Hi Andrew,
a) If you are using the default .import.bam function from Gviz then
the
lines connect the reads from the same fragment. However the default
function is very simple, it ignores the spliced alignments. If you
want
to visualize such reads you have to modify the import function
something
like the one below. This one depends on the function
extractAlignmentRangesOnReference from the package GenomicAlignments.
b) during the import you can also mark the reads which contains the
junctions and later during the plotting you can assign a colour to
those
reads.
Best
Robert
##---------------
library(Gviz)
require(GenomicAlignments)
import.bam2 <- function (file, selection) {
if (!file.exists(paste(file, "bai", sep = ".")))
stop("Unable to find index for BAM file '", file,
"'. You can build an index using the following
command:\n\t",
"library(Rsamtools)\n\tindexBam(\"", file, "\")")

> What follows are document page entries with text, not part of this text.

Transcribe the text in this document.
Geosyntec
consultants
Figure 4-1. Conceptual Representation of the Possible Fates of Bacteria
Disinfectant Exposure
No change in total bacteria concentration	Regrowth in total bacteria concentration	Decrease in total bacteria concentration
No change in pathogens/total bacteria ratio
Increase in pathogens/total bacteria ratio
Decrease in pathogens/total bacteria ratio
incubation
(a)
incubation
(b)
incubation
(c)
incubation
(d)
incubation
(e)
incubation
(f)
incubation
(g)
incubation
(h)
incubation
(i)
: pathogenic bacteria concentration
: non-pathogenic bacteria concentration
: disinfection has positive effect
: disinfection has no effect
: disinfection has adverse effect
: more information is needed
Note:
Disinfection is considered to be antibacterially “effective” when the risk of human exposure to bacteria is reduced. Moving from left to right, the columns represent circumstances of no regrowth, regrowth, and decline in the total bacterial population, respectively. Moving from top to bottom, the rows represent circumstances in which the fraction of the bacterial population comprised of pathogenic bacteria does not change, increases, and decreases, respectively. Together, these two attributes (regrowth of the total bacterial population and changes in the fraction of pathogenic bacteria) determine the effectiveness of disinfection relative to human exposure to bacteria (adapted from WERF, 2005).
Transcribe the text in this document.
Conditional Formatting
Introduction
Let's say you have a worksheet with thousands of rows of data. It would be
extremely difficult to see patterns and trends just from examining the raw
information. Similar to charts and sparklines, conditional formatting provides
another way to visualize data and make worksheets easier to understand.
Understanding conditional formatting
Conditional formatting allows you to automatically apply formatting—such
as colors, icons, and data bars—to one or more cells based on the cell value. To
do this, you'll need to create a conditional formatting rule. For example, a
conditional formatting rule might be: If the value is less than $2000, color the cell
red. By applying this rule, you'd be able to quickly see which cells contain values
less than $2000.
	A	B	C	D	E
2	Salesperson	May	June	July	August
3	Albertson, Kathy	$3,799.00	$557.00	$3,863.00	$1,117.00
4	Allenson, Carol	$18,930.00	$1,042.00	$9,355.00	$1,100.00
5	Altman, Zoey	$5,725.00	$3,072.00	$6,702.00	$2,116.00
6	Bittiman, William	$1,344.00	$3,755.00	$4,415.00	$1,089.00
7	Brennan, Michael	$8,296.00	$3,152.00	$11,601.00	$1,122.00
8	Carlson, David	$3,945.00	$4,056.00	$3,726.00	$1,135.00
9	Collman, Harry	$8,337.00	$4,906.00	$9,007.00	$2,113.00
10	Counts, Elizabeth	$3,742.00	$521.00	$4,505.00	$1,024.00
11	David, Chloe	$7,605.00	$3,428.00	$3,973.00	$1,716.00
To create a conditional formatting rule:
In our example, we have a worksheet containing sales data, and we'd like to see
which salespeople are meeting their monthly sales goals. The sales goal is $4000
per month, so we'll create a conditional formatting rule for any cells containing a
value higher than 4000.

sinfo <- scanBamHeader(file)[[1]]
if (parent.env(environment())[["._trackType"]] == "DataTrack") {
res <- if (!as.character(seqnames(selection)[1]) %in%
names(sinfo$targets)) {
mcols(selection) <- DataFrame(score = 0)
selection
}
else {
param <- ScanBamParam(what = c("pos", "qwidth"),
which = selection,
flag = scanBamFlag(isUnmappedQuery =
FALSE))
x <- scanBam(file, param = param)[[1]]
cov <- coverage(IRanges(x[["pos"]], width =
x[["qwidth"]]))
if (length(cov) == 0) {
mcols(selection) <- DataFrame(score = 0)
selection
}
else {
GRanges(seqnames = seqnames(selection),
ranges = IRanges(start = start(cov),
end = end(cov)), strand = "*", score =
runValue(cov))
}
}
}
else {
res <- if (!as.character(seqnames(selection)[1]) %in%
names(sinfo$targets)) {
mcols(selection) <- DataFrame(id = "NA", group = "NA")
selection[0]
}
else {
param <- ScanBamParam(what = c("pos", "qwidth", "strand",
"qname", "cigar"),
which = selection, flag =
scanBamFlag(isUnmappedQuery = FALSE))
x <- scanBam(file, param = param)[[1]]
irl <-
extractAlignmentRangesOnReference(cigar=x[["cigar"]],
pos=x[["pos"]])
irl.length <- sapply(irl, length)
GRanges(seqnames = seqnames(selection),
ranges = unlist(irl),
strand = rep(x[["strand"]], irl.length),
id = rep(make.unique(x[["qname"]]), irl.length),
group = rep(x[["qname"]], irl.length),
feature = rep(ifelse(irl.length>1, "gapped",
"other"), irl.length))
}
}
return(res)
}
## test bamFile
bamFile <- system.file("extdata/test.bam", package = "Gviz")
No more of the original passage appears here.